I've gone around a bunch of times and I'm really more than a little bored. The all of a sudden I hit something solid in front of me. It's big. It's hard. It's heavy. I stop and go to kneel on the bottom. Bam ... I can't raise up. I feel left ... It's big. It's hard. It's heavy. I feel right ... It's big. It's hard. It's heavy. Bottom's still mud. I can't figure it out. I'm a little freaked out, but I stay still and stark giving my buddy continuous pulls. I can hear his regulator, I feel his hands one my calves. He moves about a bit and then I can feel him gently pulling me backward. This goes on quite a while. Finally I feel his hands near my shoulders and I reach back and hold onto one of his hands. I can kneel. I grasp his right hand in my left and we start to feel about. There's a hard object sticking up out of the mud that has a top and three sides and I've just swum clean into it through the open side.

We mark it with one of those old "Sea Hunt" CO2 cartridge inflated floats and a piece of cord, go back to the down line and surface.

Another team found the gun later in the day. A few days latter we went back at slack water on the incoming tide. There was enough visibility to just make out what had caused the problem ... an old car with the rear window busted out that was buried in the mud to it's deck and that had filled up with mud.
 
Spending most of my time diving in Northern California, I get entangled in kelp every once in a while, but as others have pointed out, its not much of a concern.

However, I did have a scary experience with entanglement while diving in Florida last winter.

I was diving the Blue Heron Bridge/Phil Fosters Park at slack tide. It was getting dark (slack tide was about 5:30pm) and I was diving Eanx 32 in an aluminum 100. Well, I started the dive late and ended up being down for a little over an hour.
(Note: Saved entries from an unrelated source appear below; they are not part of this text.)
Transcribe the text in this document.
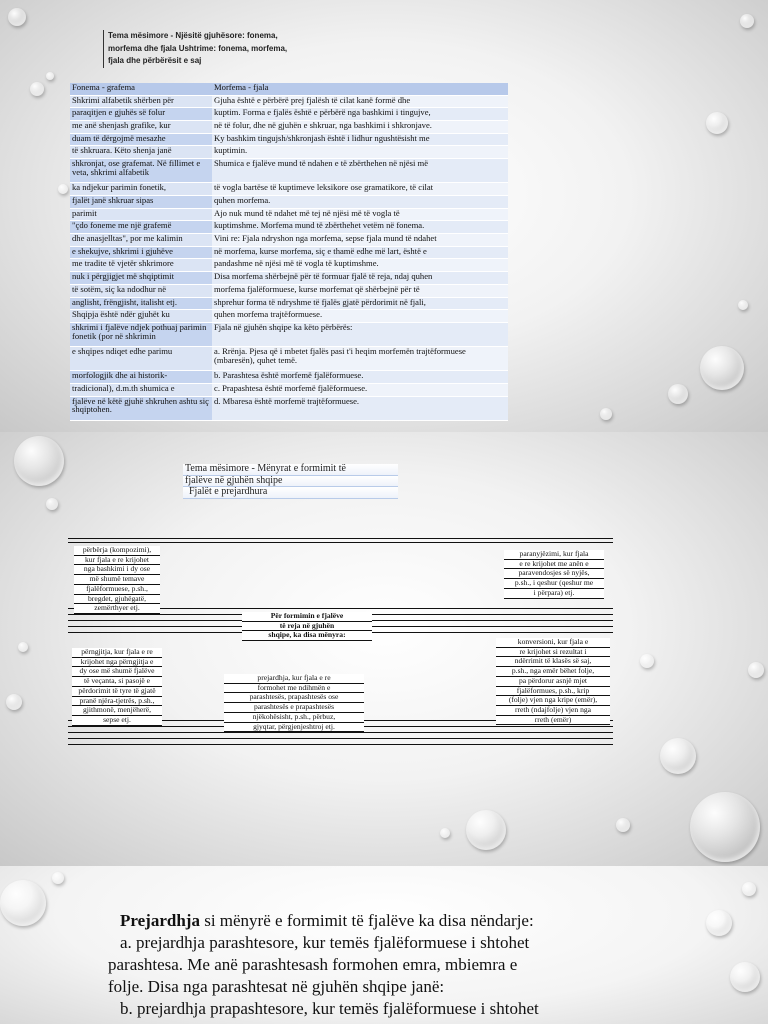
Tema mësimore - Njësitë gjuhësore: fonema,
morfema dhe fjala Ushtrime: fonema, morfema,
fjala dhe përbërësit e saj
Fonema - grafema	Morfema - fjala
Shkrimi alfabetik shërben për	Gjuha është e përbërë prej fjalësh të cilat kanë formë dhe
paraqitjen e gjuhës së folur	kuptim. Forma e fjalës është e përbërë nga bashkimi i tingujve,
me anë shenjash grafike, kur	në të folur, dhe në gjuhën e shkruar, nga bashkimi i shkronjave.
duam të dërgojmë mesazhe	Ky bashkim tingujsh/shkronjash është i lidhur ngushtësisht me
të shkruara. Këto shenja janë	kuptimin.
shkronjat, ose grafemat. Në fillimet e veta, shkrimi alfabetik	Shumica e fjalëve mund të ndahen e të zbërthehen në njësi më
ka ndjekur parimin fonetik,	të vogla bartëse të kuptimeve leksikore ose gramatikore, të cilat
fjalët janë shkruar sipas	quhen morfema.
parimit	Ajo nuk mund të ndahet më tej në njësi më të vogla të
"çdo foneme me një grafemë	kuptimshme. Morfema mund të zbërthehet vetëm në fonema.
dhe anasjelltas", por me kalimin	Vini re: Fjala ndryshon nga morfema, sepse fjala mund të ndahet
e shekujve, shkrimi i gjuhëve	në morfema, kurse morfema, siç e thamë edhe më lart, është e
me tradite të vjetër shkrimore	pandashme në njësi më të vogla të kuptimshme.
nuk i përgjigjet më shqiptimit	Disa morfema shërbejnë për të formuar fjalë të reja, ndaj quhen
të sotëm, siç ka ndodhur në	morfema fjalëformuese, kurse morfemat që shërbejnë për të
anglisht, frëngjisht, italisht etj.	shprehur forma të ndryshme të fjalës gjatë përdorimit në fjali,
Shqipja është ndër gjuhët ku	quhen morfema trajtëformuese.
shkrimi i fjalëve ndjek pothuaj parimin fonetik (por në shkrimin	Fjala në gjuhën shqipe ka këto përbërës:
e shqipes ndiqet edhe parimu	a. Rrënja. Pjesa që i mbetet fjalës pasi t'i heqim morfemën trajtëformuese (mbaresën), quhet temë.
morfologjik dhe ai historik-	b. Parashtesa është morfemë fjalëformuese.
tradicional), d.m.th shumica e	c. Prapashtesa është morfemë fjalëformuese.
fjalëve në këtë gjuhë shkruhen ashtu siç shqiptohen.	d. Mbaresa është morfemë trajtëformuese.
Tema mësimore - Mënyrat e formimit të
fjalëve në gjuhën shqipe
Fjalët e prejardhura
përbërja (kompozimi),
kur fjala e re krijohet
nga bashkimi i dy ose
më shumë temave
fjalëformuese, p.sh.,
bregdet, gjuhëgatë,
zemërthyer etj.
Për formimin e fjalëve
të reja në gjuhën
shqipe, ka disa mënyra:
paranyjëzimi, kur fjala
e re krijohet me anën e
paravendosjes së nyjës,
p.sh., i qeshur (qeshur me
i përpara) etj.
përngjitja, kur fjala e re
krijohet nga përngjitja e
dy ose më shumë fjalëve
të veçanta, si pasojë e
përdorimit të tyre të gjatë
pranë njëra-tjetrës, p.sh.,
gjithmonë, menjëherë,
sepse etj.
prejardhja, kur fjala e re
formohet me ndihmën e
parashtesës, prapashtesës ose
parashtesës e prapashtesës
njëkohësisht, p.sh., përbuz,
gjyqtar, përgjenjeshtroj etj.
konversioni, kur fjala e
re krijohet si rezultat i
ndërrimit të klasës së saj,
p.sh., nga emër bëhet folje,
pa përdorur asnjë mjet
fjalëformues, p.sh., krip
(folje) vjen nga kripe (emër),
rreth (ndajfolje) vjen nga
rreth (emër)

Prejardhja si mënyrë e formimit të fjalëve ka disa nëndarje:

a. prejardhja parashtesore, kur temës fjalëformuese i shtohet

parashtesa. Me anë parashtesash formohen emra, mbiemra e

folje. Disa nga parashtesat në gjuhën shqipe janë:

b. prejardhja prapashtesore, kur temës fjalëformuese i shtohet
It was very dark when I exited the water, and I was glad I had brought along my divelight.

I had to drag around a dive flag (I hate those things) and the tide had picked up pretty severely while I was out exploring. What I didnt realize was that the line for the dive flag had gotten snagged on about fifty places on the channel wall and that the shifting water had looped the rope around me.

Visibility had dropped to about 5ft and my dive buddy was already around the corner of the wall and was swimming for shore when I realized I was fully entangled.
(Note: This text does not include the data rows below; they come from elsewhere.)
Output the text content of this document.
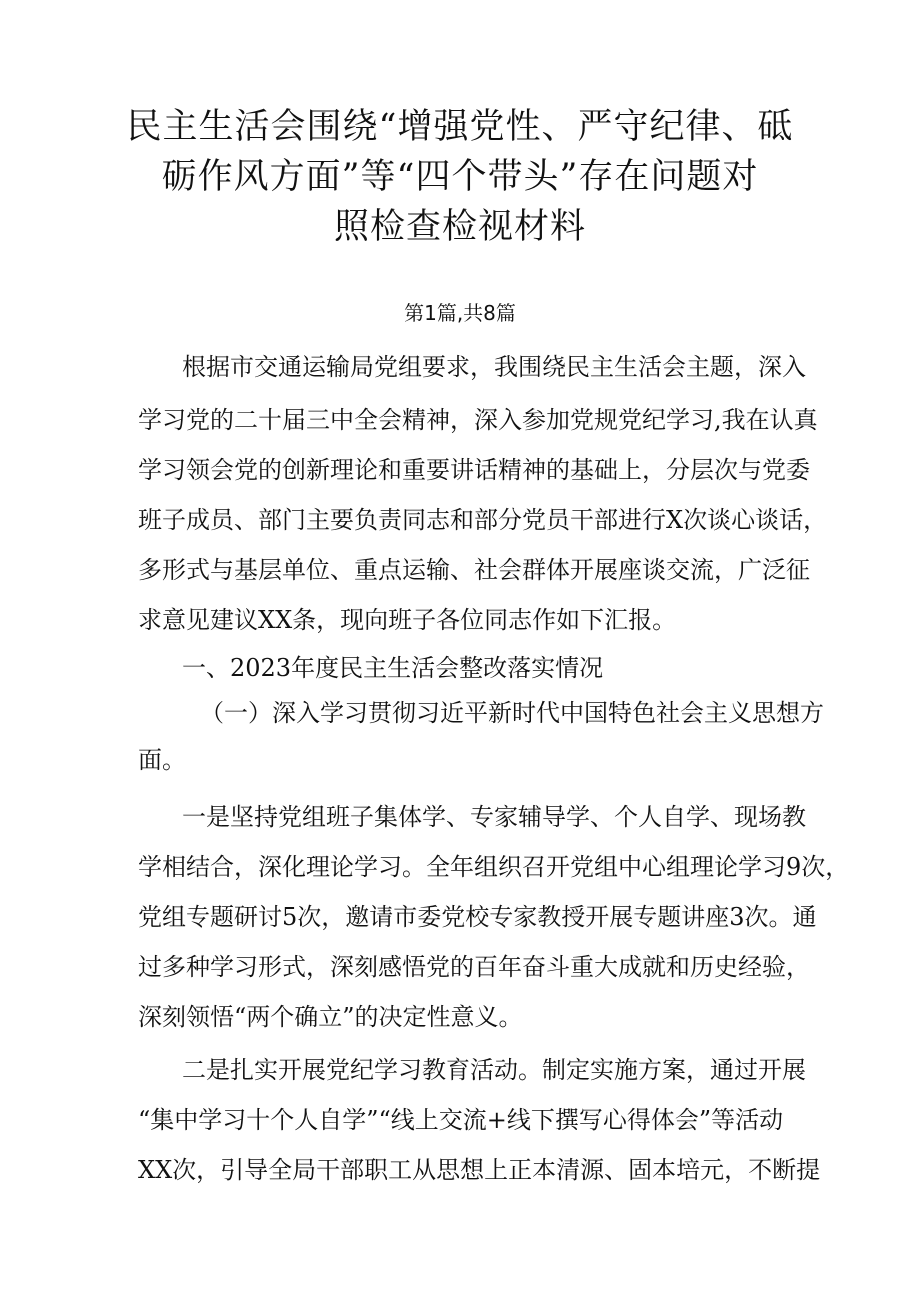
民主生活会围绕“增强党性、严守纪律、砥
砺作风方面”等“四个带头”存在问题对
照检查检视材料
第1篇,共8篇
根据市交通运输局党组要求，我围绕民主生活会主题，深入
学习党的二十届三中全会精神，深入参加党规党纪学习,我在认真
学习领会党的创新理论和重要讲话精神的基础上，分层次与党委
班子成员、部门主要负责同志和部分党员干部进行X次谈心谈话，
多形式与基层单位、重点运输、社会群体开展座谈交流，广泛征
求意见建议XX条，现向班子各位同志作如下汇报。
一、2023年度民主生活会整改落实情况
（一）深入学习贯彻习近平新时代中国特色社会主义思想方
面。
一是坚持党组班子集体学、专家辅导学、个人自学、现场教
学相结合，深化理论学习。全年组织召开党组中心组理论学习9次，
党组专题研讨5次，邀请市委党校专家教授开展专题讲座3次。通
过多种学习形式，深刻感悟党的百年奋斗重大成就和历史经验，
深刻领悟“两个确立”的决定性意义。
二是扎实开展党纪学习教育活动。制定实施方案，通过开展
“集中学习十个人自学”“线上交流+线下撰写心得体会”等活动
XX次，引导全局干部职工从思想上正本清源、固本培元，不断提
The current is picking up and becoming unswimmable quickly, its almost fully dark outside, vis is reduced to nothing, dive buddy oblivious, yellow nylon rope firmly wrapped all around me. And big (I mean BIG) scorpionfish lying all over the place, so I dont really want to lay down on one on accident.

Panick never set in, but I had to get my spool and slowly reel my line in untangling myself as I went and trying to get the line removed from where it had wrapped around the structure. I was not having a good time.

I was never bound up to where I could not move, but I sure was tethered to the wall and was not going anywhere untill I got untied.

I also started thinking about sharks....I have no idea why.